Mad feels better than Sad, but does it?

Yesterday I lost one of the my first chickens. She was my Buff Orpington known affectionately as Nancy Drew. On Wednesday I saw that she was not doing well. In chicken farming, that usually means the end is near. Chickens do not let you know they are sick until it is too late. They hide their illness. I have learned not to feel bad anymore and that by the time I know, there is little I can do. I let myself feel sad rather than avoid the feelings. She was a good chicken who provided me with hours of joy and many, many eggs  Although she stopped laying a few years ago I felt she earned the right to stay for the duration of her life. I do not enjoy the painful feelings that come when we lose an animal, but it is inevitable as we usually outlive them. I also know that we humans as a group tend to hide or mask feelings a lot of the time.  For example, it is far more ladylike to look anxious than angry.

Therapists make mistakes too

 

Last week I continued to listen to a podcast of three jungian analysts. It is called “This Jungian Life.”  It helped me personally get through the pandemic. I would listen to them pretty much every night. I found myself feeling connected to them. It was very comforting.  Last week they spoke of all the anger around the country and that they felt that it was more related to how sad everyone is actually feeling about the current state of affairs. I felt they were exactly right about what is going on.  That is that “we would rather feel mad than sad.” Feeling mad is so much easier than allowing ourselves to feel sad.  Like when we leave a job or relationship, it’s easier to go when we feel mad vs. sad.  When I have a patient who is angry at me or  seems  mad, I will often ask to see if something I did made them feel upset. I make mistakes all the time.I am human. I readily own that I will NEVER be a perfect therapist. However, therapy is a relationship that is to be learned from. It is not only my patient who learns. I try not to beat myself up when I make mistakes, but I know I can feel badly when they happen. A mistake could mean me not offering empathy at the right moment, or letting my own feelings into the session.

Mean is the new normal

Outside my office I am disheartened to see the personal attacks on people for having differing opinions than one’s own. I have made a conscious choice to leave some forms of social media when it seems too personal. I wish we could all be kinder to one another and allow for differing opinions. Yesterday I was watching a conversation on social media. There were differing opinions. I watched one poster start a personal attack on the other poster for simply having a different view. I understand this comes from fear and sadness, but it seems endemic. That it seems to have become acceptable to lash out at people with differing views. I think the lack of dealing with that which makes us sad has infected social media. It has become a platform of meanness and “having to be right.” What might happen if we dealt with the sadness? I suspect those angry misguided feelings would evaporate. 

I will leave you today with a picture of Nancy Drew. She is the yellow one. She will always live on in my heart.

It Wasn’t The Fish

“One thing about which fish know exactly nothing is water, since they have no anti-environment which would enable them to perceive the element they live in.” ― Marshall McLuhan, War & Peace in the Global Village (1968)

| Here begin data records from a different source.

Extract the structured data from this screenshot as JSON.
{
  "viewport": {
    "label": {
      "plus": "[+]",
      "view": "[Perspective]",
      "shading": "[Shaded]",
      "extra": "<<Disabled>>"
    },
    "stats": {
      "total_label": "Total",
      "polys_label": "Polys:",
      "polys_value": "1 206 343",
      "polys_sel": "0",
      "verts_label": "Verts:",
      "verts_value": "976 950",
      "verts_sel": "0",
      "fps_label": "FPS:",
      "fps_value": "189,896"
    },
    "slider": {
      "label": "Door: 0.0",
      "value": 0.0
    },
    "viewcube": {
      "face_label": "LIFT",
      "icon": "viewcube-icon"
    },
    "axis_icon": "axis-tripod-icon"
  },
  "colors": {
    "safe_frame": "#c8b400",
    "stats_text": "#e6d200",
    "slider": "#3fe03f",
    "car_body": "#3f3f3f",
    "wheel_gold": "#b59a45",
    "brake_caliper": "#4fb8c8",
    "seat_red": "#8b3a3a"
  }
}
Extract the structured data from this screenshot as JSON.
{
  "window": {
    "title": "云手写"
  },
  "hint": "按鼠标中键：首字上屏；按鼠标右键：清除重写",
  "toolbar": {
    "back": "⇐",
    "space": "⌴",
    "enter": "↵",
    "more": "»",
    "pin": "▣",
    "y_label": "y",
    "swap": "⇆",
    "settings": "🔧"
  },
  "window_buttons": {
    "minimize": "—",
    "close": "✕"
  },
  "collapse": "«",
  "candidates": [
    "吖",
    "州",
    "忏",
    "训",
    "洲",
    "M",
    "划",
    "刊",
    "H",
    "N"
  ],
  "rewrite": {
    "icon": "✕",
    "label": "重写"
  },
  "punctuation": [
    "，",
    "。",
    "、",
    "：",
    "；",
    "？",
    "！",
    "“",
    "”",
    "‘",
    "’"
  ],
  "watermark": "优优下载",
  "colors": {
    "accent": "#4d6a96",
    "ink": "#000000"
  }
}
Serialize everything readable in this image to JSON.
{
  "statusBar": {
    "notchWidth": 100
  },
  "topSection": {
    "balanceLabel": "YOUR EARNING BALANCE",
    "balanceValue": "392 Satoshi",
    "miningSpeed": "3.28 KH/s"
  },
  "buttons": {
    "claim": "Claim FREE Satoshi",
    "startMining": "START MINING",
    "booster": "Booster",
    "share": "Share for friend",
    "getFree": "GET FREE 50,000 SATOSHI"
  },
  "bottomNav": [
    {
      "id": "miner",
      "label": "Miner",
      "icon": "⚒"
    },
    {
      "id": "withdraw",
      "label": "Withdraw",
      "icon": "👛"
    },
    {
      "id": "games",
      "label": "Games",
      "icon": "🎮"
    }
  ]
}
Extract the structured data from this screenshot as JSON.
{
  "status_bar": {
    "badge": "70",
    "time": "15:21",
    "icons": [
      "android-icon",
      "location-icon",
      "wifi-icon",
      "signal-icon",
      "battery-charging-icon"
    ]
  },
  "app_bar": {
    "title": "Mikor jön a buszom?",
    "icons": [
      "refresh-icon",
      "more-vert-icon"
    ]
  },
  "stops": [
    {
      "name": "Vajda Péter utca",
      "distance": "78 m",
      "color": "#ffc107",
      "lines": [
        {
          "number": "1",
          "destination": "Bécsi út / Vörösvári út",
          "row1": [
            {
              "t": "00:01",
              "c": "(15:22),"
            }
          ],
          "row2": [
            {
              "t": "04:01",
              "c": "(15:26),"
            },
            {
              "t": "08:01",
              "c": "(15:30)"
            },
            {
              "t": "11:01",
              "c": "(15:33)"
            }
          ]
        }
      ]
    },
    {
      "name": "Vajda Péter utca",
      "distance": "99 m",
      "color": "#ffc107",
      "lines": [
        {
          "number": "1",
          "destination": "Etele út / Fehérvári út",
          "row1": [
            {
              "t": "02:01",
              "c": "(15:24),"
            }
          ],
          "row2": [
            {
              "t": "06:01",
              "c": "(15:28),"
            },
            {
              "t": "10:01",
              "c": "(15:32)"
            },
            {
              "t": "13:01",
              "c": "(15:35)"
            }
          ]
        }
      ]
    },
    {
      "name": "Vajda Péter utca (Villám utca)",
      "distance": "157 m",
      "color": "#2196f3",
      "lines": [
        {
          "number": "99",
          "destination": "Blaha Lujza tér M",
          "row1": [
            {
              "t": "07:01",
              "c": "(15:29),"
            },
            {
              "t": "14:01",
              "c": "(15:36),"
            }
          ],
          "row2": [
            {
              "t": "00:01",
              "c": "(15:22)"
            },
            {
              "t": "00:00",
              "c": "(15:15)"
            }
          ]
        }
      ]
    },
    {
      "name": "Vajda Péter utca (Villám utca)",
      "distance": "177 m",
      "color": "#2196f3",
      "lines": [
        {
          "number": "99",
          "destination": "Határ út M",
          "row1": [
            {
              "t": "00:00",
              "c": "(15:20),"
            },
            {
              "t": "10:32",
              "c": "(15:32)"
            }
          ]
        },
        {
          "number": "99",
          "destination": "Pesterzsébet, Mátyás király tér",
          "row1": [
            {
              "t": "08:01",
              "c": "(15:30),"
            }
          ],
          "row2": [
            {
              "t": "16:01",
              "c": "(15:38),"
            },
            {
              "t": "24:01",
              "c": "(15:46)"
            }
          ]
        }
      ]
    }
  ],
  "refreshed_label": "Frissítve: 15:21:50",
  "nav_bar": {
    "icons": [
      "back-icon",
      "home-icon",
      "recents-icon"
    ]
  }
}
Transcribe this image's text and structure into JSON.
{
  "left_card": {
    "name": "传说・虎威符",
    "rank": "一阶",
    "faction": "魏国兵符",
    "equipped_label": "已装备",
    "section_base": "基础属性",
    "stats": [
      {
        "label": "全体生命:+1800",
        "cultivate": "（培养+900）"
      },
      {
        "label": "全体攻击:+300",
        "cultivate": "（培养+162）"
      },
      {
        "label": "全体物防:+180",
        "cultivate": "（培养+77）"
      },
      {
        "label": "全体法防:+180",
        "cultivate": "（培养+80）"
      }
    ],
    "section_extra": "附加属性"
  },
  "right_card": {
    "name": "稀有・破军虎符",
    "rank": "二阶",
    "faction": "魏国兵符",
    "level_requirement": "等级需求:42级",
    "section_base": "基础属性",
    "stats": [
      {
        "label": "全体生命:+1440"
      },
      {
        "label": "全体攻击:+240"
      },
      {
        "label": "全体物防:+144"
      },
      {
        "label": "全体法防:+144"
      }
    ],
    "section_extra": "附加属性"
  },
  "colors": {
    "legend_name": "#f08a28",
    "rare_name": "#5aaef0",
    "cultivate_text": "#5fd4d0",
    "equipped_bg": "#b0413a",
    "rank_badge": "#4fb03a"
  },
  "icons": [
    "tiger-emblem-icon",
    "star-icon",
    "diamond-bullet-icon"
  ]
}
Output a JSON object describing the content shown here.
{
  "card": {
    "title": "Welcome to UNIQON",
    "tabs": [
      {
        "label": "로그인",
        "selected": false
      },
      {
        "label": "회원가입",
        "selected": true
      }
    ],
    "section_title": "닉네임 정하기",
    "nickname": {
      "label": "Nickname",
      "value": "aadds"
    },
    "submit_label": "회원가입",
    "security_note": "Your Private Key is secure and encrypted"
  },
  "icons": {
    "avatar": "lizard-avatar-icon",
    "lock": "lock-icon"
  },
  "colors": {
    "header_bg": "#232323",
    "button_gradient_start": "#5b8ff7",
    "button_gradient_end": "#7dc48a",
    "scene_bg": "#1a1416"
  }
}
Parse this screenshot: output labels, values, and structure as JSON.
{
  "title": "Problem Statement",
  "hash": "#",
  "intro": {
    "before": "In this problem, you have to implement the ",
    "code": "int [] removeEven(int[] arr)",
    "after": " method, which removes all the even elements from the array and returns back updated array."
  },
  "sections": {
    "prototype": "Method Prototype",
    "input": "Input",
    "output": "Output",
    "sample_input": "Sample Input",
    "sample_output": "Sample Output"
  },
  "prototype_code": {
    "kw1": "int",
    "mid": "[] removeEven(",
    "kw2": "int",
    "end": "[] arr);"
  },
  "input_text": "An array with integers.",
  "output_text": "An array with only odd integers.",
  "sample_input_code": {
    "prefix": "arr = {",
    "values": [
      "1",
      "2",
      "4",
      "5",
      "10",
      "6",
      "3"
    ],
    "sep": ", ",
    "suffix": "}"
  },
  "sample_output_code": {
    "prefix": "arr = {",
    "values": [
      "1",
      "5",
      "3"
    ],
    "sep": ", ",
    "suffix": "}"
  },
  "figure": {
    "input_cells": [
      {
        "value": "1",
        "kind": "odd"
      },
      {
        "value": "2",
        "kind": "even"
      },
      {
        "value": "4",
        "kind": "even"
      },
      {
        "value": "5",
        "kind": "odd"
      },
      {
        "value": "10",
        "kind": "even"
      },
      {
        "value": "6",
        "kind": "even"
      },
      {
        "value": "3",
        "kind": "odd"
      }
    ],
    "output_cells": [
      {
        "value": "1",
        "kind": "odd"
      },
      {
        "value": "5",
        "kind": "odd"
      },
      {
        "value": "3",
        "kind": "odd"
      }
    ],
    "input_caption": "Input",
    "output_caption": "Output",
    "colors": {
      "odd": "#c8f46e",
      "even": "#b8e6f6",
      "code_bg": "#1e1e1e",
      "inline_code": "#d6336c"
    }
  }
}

Many times in life we can be so heavily immersed in something that we miss what is actually happening around us. What I mean by this is if I am so involved in a movement or cause that I may fail to see my own short comings or how I too am like what I seem to be fighting for or against. The bigger question is “what is it I am fighting against inside of me?” “What am I afraid I might be?” Sometimes those short comings can look opposite of what I am fighting for but in essence opposites are just different sides of the same coin. For example, the opposite of love is not hate. It is indifference. Hate is a very strong attachment to the previous loved object. So instead of actually letting go of the relationship or person, I am still holding on very tightly but in a negative way. This happens frequently in contentious divorces. If one or both parties “hate” each other they may fight for years in court. This does nothing more than keep the two very negatively attached. Or years later one or both parties is still unwilling to let go by keeping past grievances alive.

Can I get a side of pain, please?

So if I am a fish swimming in the water and I have nothing to compare the water to, I don’t really know that I am swimming in water. When my patient grows up in a family where she is told she is loved but family members are also mean to her, this becomes her “normal.” My patient then learns love comes with pain. Going forward, her adult relationships resemble this familial pattern.  She finds herself in painful relationships that resemble her past.  Unbeknownst to her she picks  partners who confirm what she has known before. That being loved in such a painful way is the norm. She learned that if someone really loves her then of course they would treat her badly!

Therapy is deeper work

Therapy is not to make us feel better and to have the therapist cheerlead away the problems. It is a process of discovery. It is learning to immerse ourselves in a discovery process. Lawyers use discovery to get at the truth. In therapy it’s kind of the same thing. Finding our truth is the way out of the dark and frequently murky water.